3. F1-score: The F1-score considers both precision and recall and provides a balanced measure of a model's performance. Both models achieved high F1-scores for class 0, indicating a good balance between precision and recall. However, for class 1, the XGBoost model achieved a higher F1-score compared to the RandomForestClassifier, indicating better overall performance in detecting fraudulent transactions.

4. Confusion Matrix: The confusion matrix provides a detailed breakdown of the model's predictions. Both models correctly classified the majority of instances (true negatives) while also correctly identifying some instances of fraud (true positives). However, the XGBoost model achieved a slightly higher number of true positives and a lower number of false negatives compared to the RandomForestClassifier, indicating better performance in detecting fraudulent transactions.

5. ROC-AUC Score: The ROC-AUC score measures the model's ability to discriminate between positive and negative classes across different threshold values.
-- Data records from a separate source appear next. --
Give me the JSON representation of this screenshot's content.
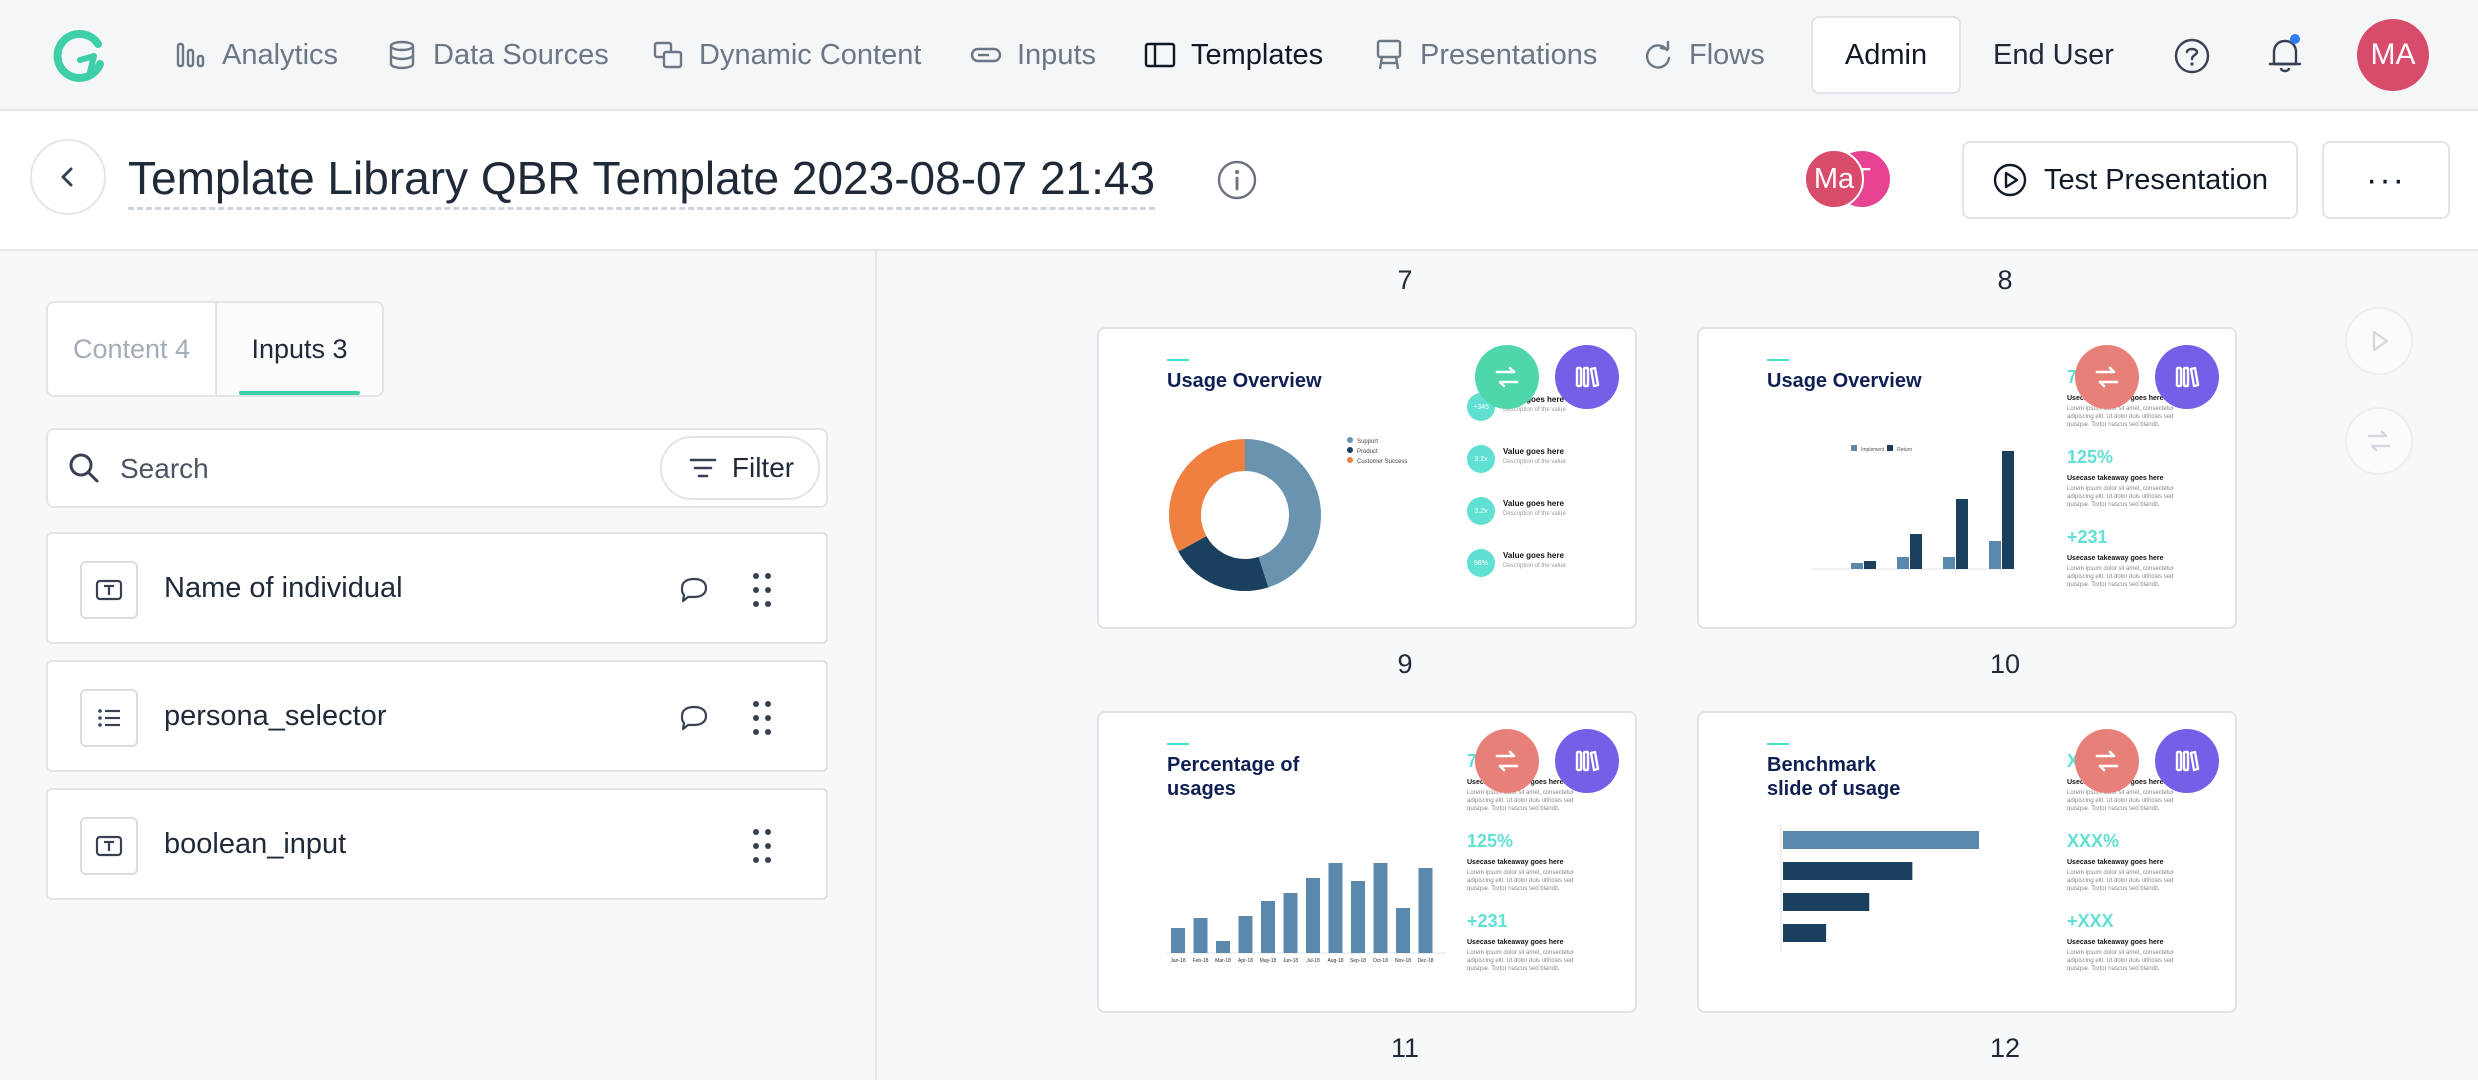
{
  "nav": {
    "items": [
      {
        "label": "Analytics",
        "icon": "analytics-icon"
      },
      {
        "label": "Data Sources",
        "icon": "database-icon"
      },
      {
        "label": "Dynamic Content",
        "icon": "dynamic-content-icon"
      },
      {
        "label": "Inputs",
        "icon": "inputs-icon"
      },
      {
        "label": "Templates",
        "icon": "templates-icon",
        "active": true
      },
      {
        "label": "Presentations",
        "icon": "presentations-icon"
      },
      {
        "label": "Flows",
        "icon": "flows-icon"
      }
    ],
    "admin_label": "Admin",
    "end_user_label": "End User",
    "user_initials": "MA",
    "accent": "#3fcfa8",
    "notification_color": "#2f7df6"
  },
  "header": {
    "title": "Template Library QBR Template 2023-08-07 21:43",
    "collaborators": [
      {
        "initials": "Ma",
        "color": "#d94b6b"
      },
      {
        "initials": "T",
        "color": "#e84393"
      }
    ],
    "test_label": "Test Presentation",
    "more_label": "···"
  },
  "left": {
    "tabs": [
      {
        "label": "Content 4",
        "active": false
      },
      {
        "label": "Inputs 3",
        "active": true
      }
    ],
    "search_placeholder": "Search",
    "filter_label": "Filter",
    "inputs": [
      {
        "label": "Name of individual",
        "type": "text",
        "has_comment": true
      },
      {
        "label": "persona_selector",
        "type": "list",
        "has_comment": true
      },
      {
        "label": "boolean_input",
        "type": "text",
        "has_comment": false
      }
    ]
  },
  "slides": {
    "numbers": [
      "7",
      "8",
      "9",
      "10",
      "11",
      "12"
    ],
    "s9": {
      "title": "Usage Overview",
      "legend": [
        "Support",
        "Product",
        "Customer Success"
      ],
      "legend_colors": [
        "#6a93b0",
        "#1b3f5e",
        "#f08040"
      ],
      "donut": [
        0.45,
        0.22,
        0.33
      ],
      "values": [
        {
          "badge": "+345",
          "title": "Value goes here",
          "desc": "Description of the value"
        },
        {
          "badge": "3.2x",
          "title": "Value goes here",
          "desc": "Description of the value"
        },
        {
          "badge": "3.2x",
          "title": "Value goes here",
          "desc": "Description of the value"
        },
        {
          "badge": "98%",
          "title": "Value goes here",
          "desc": "Description of the value"
        }
      ]
    },
    "s10": {
      "title": "Usage Overview",
      "legend": [
        "Implement",
        "Return"
      ],
      "stats": [
        {
          "big": "7",
          "head": "Usecase takeaway goes here"
        },
        {
          "big": "125%",
          "head": "Usecase takeaway goes here"
        },
        {
          "big": "+231",
          "head": "Usecase takeaway goes here"
        }
      ],
      "body": "Lorem ipsum dolor sit amet, consectetur adipiscing elit. Ut dolor duis ultricies sed quisque. Tortor nascus sed blandit."
    },
    "s11": {
      "title": "Percentage of usages",
      "stats": [
        {
          "big": "7",
          "head": "Usecase takeaway goes here"
        },
        {
          "big": "125%",
          "head": "Usecase takeaway goes here"
        },
        {
          "big": "+231",
          "head": "Usecase takeaway goes here"
        }
      ],
      "bars": [
        25,
        35,
        12,
        37,
        52,
        60,
        75,
        90,
        72,
        90,
        45,
        85
      ],
      "months": [
        "Jan-18",
        "Feb-18",
        "Mar-18",
        "Apr-18",
        "May-18",
        "Jun-18",
        "Jul-18",
        "Aug-18",
        "Sep-18",
        "Oct-18",
        "Nov-18",
        "Dec-18"
      ]
    },
    "s12": {
      "title": "Benchmark slide of usage",
      "stats": [
        {
          "big": "X",
          "head": "Usecase takeaway goes here"
        },
        {
          "big": "XXX%",
          "head": "Usecase takeaway goes here"
        },
        {
          "big": "+XXX",
          "head": "Usecase takeaway goes here"
        }
      ],
      "bars": [
        1.0,
        0.66,
        0.44,
        0.22
      ]
    }
  }
}
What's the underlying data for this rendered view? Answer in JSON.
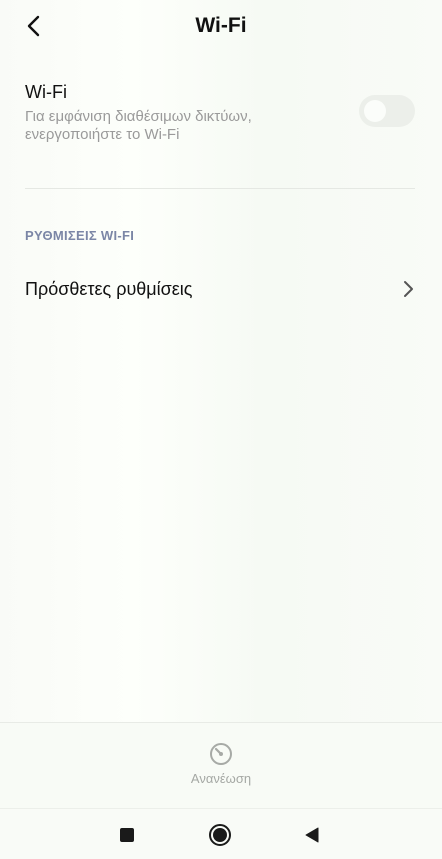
{
  "header": {
    "title": "Wi-Fi",
    "back_icon": "chevron-left-icon"
  },
  "wifi": {
    "label": "Wi-Fi",
    "subtitle": "Για εμφάνιση διαθέσιμων δικτύων, ενεργοποιήστε το Wi-Fi",
    "enabled": false
  },
  "section": {
    "header": "ΡΥΘΜΙΣΕΙΣ WI-FI",
    "items": [
      {
        "label": "Πρόσθετες ρυθμίσεις",
        "icon": "chevron-right-icon"
      }
    ]
  },
  "action_bar": {
    "refresh_label": "Ανανέωση",
    "refresh_icon": "refresh-icon"
  },
  "nav_bar": {
    "recents_icon": "square-icon",
    "home_icon": "circle-icon",
    "back_icon": "triangle-back-icon"
  },
  "colors": {
    "section_header": "#7b86a6",
    "subtitle": "#9a9a9a",
    "toggle_off": "#ecefea",
    "background": "#fafcf8"
  }
}
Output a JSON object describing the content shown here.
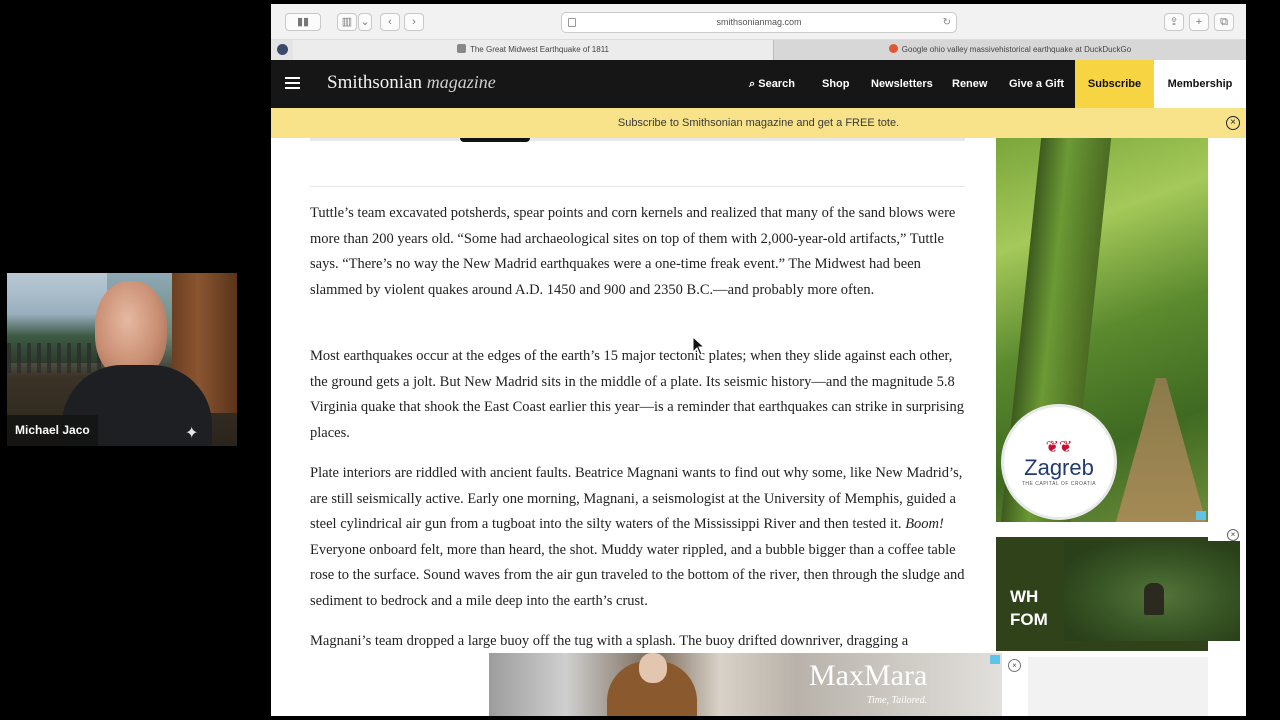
{
  "webcam": {
    "name": "Michael Jaco",
    "logo_icon": "eagle-logo-icon"
  },
  "browser": {
    "url": "smithsonianmag.com",
    "tabs": [
      {
        "title": "The Great Midwest Earthquake of 1811",
        "active": true,
        "favicon": "smithsonian-favicon"
      },
      {
        "title": "Google ohio valley massivehistorical earthquake at DuckDuckGo",
        "active": false,
        "favicon": "duckduckgo-favicon"
      }
    ]
  },
  "site": {
    "logo": "Smithsonian",
    "logo_suffix": "magazine",
    "nav": {
      "search": "Search",
      "shop": "Shop",
      "newsletters": "Newsletters",
      "renew": "Renew",
      "give_gift": "Give a Gift",
      "subscribe": "Subscribe",
      "membership": "Membership"
    },
    "promo": "Subscribe to Smithsonian magazine and get a FREE tote."
  },
  "article": {
    "paragraphs": [
      "Tuttle’s team excavated potsherds, spear points and corn kernels and realized that many of the sand blows were more than 200 years old. “Some had archaeological sites on top of them with 2,000-year-old artifacts,” Tuttle says. “There’s no way the New Madrid earthquakes were a one-time freak event.” The Midwest had been slammed by violent quakes around A.D. 1450 and 900 and 2350 B.C.—and probably more often.",
      "Most earthquakes occur at the edges of the earth’s 15 major tectonic plates; when they slide against each other, the ground gets a jolt. But New Madrid sits in the middle of a plate. Its seismic history—and the magnitude 5.8 Virginia quake that shook the East Coast earlier this year—is a reminder that earthquakes can strike in surprising places.",
      "Plate interiors are riddled with ancient faults. Beatrice Magnani wants to find out why some, like New Madrid’s, are still seismically active. Early one morning, Magnani, a seismologist at the University of Memphis, guided a steel cylindrical air gun from a tugboat into the silty waters of the Mississippi River and then tested it. Boom! Everyone onboard felt, more than heard, the shot. Muddy water rippled, and a bubble bigger than a coffee table rose to the surface. Sound waves from the air gun traveled to the bottom of the river, then through the sludge and sediment to bedrock and a mile deep into the earth’s crust.",
      "Magnani’s team dropped a large buoy off the tug with a splash. The buoy drifted downriver, dragging a"
    ]
  },
  "ads": {
    "zagreb": {
      "brand": "Zagreb",
      "caption": "THE CAPITAL OF CROATIA"
    },
    "video_ad": {
      "text_line1": "WH",
      "text_line2": "FOM"
    },
    "maxmara": {
      "brand": "MaxMara",
      "tagline": "Time, Tailored."
    }
  }
}
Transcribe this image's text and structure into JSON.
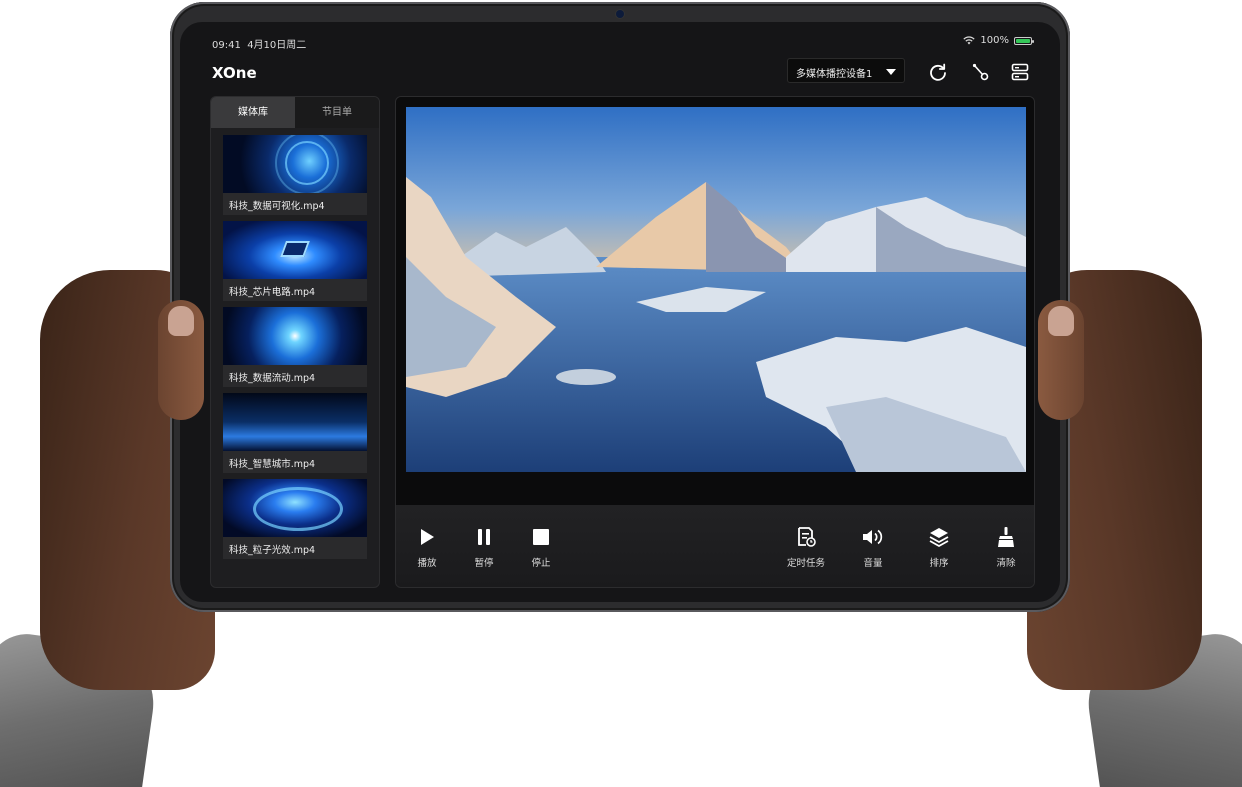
{
  "status_bar": {
    "time": "09:41",
    "date": "4月10日周二",
    "battery": "100%"
  },
  "app": {
    "title": "XOne"
  },
  "device_select": {
    "value": "多媒体播控设备1"
  },
  "left_panel": {
    "tabs": [
      {
        "label": "媒体库",
        "active": true
      },
      {
        "label": "节目单",
        "active": false
      }
    ],
    "media_items": [
      {
        "label": "科技_数据可视化.mp4"
      },
      {
        "label": "科技_芯片电路.mp4"
      },
      {
        "label": "科技_数据流动.mp4"
      },
      {
        "label": "科技_智慧城市.mp4"
      },
      {
        "label": "科技_粒子光效.mp4"
      }
    ]
  },
  "controls": {
    "play": "播放",
    "pause": "暂停",
    "stop": "停止",
    "schedule": "定时任务",
    "volume": "音量",
    "sort": "排序",
    "clear": "清除"
  },
  "colors": {
    "accent_active_tab": "#3a3a3c",
    "battery_green": "#35c759",
    "panel_bg": "#1e1e20"
  }
}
The XGBoost model achieved a higher ROC-AUC score (approximately 0.98) compared to the RandomForestClassifier (approximately 0.85), indicating better overall performance in distinguishing between fraudulent and non-fraudulent transactions.

In conclusion, both models performed exceptionally well in classifying transactions, with the XGBoost model demonstrating slightly superior performance, particularly in detecting fraudulent transactions. Therefore, based on the provided accuracy reports, we would recommend the XGBoost model for fraud detection tasks due to its higher precision, recall, F1-score, and ROC-AUC score.